Mas, como a crença é sempre vacilante
e não se pode ter por adquirida,
hás-de saber que nada nos garante
que eu fique a venerar-te toda a vida.
***
(Torquato da Luz)

quarta-feira, 3 de março de 2010

Sentimental


Ponho-me a escrever teu nome
com letras de macarrão.
No prato, a sopa esfria, cheia de escamas
e debruçados na mesa todos contemplam
esse romântico trabalho.
Desgraçadamente falta uma letra,
uma letra somente
para acabar teu nome!
- Está sonhando?
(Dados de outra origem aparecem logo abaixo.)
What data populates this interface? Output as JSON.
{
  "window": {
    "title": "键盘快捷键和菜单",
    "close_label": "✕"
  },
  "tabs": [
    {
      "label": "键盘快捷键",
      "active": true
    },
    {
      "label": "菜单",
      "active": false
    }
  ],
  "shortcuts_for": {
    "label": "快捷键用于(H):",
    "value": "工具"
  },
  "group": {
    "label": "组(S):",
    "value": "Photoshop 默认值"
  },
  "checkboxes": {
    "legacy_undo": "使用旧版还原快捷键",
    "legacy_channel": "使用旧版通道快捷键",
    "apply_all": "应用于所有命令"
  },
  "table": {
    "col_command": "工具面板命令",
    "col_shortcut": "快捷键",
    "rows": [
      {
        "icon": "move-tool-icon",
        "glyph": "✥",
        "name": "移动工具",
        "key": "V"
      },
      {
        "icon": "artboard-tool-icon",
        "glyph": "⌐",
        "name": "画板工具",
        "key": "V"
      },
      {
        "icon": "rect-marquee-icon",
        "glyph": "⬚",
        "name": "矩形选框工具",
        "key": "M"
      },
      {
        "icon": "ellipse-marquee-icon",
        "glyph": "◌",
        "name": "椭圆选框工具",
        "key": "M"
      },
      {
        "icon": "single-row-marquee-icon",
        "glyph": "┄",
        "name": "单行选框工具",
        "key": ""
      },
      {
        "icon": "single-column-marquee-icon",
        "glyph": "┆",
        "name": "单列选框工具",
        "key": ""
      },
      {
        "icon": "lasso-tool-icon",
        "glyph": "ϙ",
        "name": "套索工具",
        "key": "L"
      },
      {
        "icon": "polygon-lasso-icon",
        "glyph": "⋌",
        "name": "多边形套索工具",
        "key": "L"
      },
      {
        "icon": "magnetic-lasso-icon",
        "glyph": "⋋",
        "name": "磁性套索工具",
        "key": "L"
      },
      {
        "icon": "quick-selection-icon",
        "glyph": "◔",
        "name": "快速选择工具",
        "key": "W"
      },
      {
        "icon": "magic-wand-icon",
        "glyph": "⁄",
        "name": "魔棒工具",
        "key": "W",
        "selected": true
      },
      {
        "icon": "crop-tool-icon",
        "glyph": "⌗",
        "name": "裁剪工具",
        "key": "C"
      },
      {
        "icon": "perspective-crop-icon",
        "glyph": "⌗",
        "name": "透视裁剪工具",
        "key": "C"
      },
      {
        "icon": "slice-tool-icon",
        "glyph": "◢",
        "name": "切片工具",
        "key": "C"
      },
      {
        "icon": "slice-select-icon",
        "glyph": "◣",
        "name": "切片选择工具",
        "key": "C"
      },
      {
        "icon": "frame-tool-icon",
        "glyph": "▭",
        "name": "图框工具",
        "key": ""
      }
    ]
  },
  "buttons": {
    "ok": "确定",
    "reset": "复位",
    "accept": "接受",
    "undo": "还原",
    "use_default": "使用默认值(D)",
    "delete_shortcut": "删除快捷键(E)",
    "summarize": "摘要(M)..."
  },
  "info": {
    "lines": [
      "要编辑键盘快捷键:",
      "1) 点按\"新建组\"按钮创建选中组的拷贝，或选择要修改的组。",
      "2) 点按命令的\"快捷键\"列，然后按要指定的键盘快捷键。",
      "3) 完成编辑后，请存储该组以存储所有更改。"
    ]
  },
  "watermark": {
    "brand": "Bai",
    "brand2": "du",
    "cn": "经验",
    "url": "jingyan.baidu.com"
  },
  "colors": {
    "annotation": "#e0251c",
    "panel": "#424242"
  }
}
Olhe que a sopa esfria!
Eu estava sonhando…
E há em todas as consciências um cartaz amarelo:
“Neste país é proibido sonhar”.
***
(Carlos Drummond de Andrade)

E de novo a armadilha dos braços

E de novo a armadilha dos abraços.
E de novo o enredo das delícias.
O rouco da garganta, os pés descalços
a pele alucinada de carícias.
As preces, os segredos, as risadas
no altar esplendoroso das ofertas.
De novo beijo a beijo as madrugadas
de novo seio a seio as descobertas.
Alcandorada no teu corpo imenso
teço um colar de gritos e silêncios
a ecoar no som dos precipícios.
E tudo o que me dás eu te devolvo.
E fazemos de novo, sempre novo
o amor total dos deuses e dos bichos.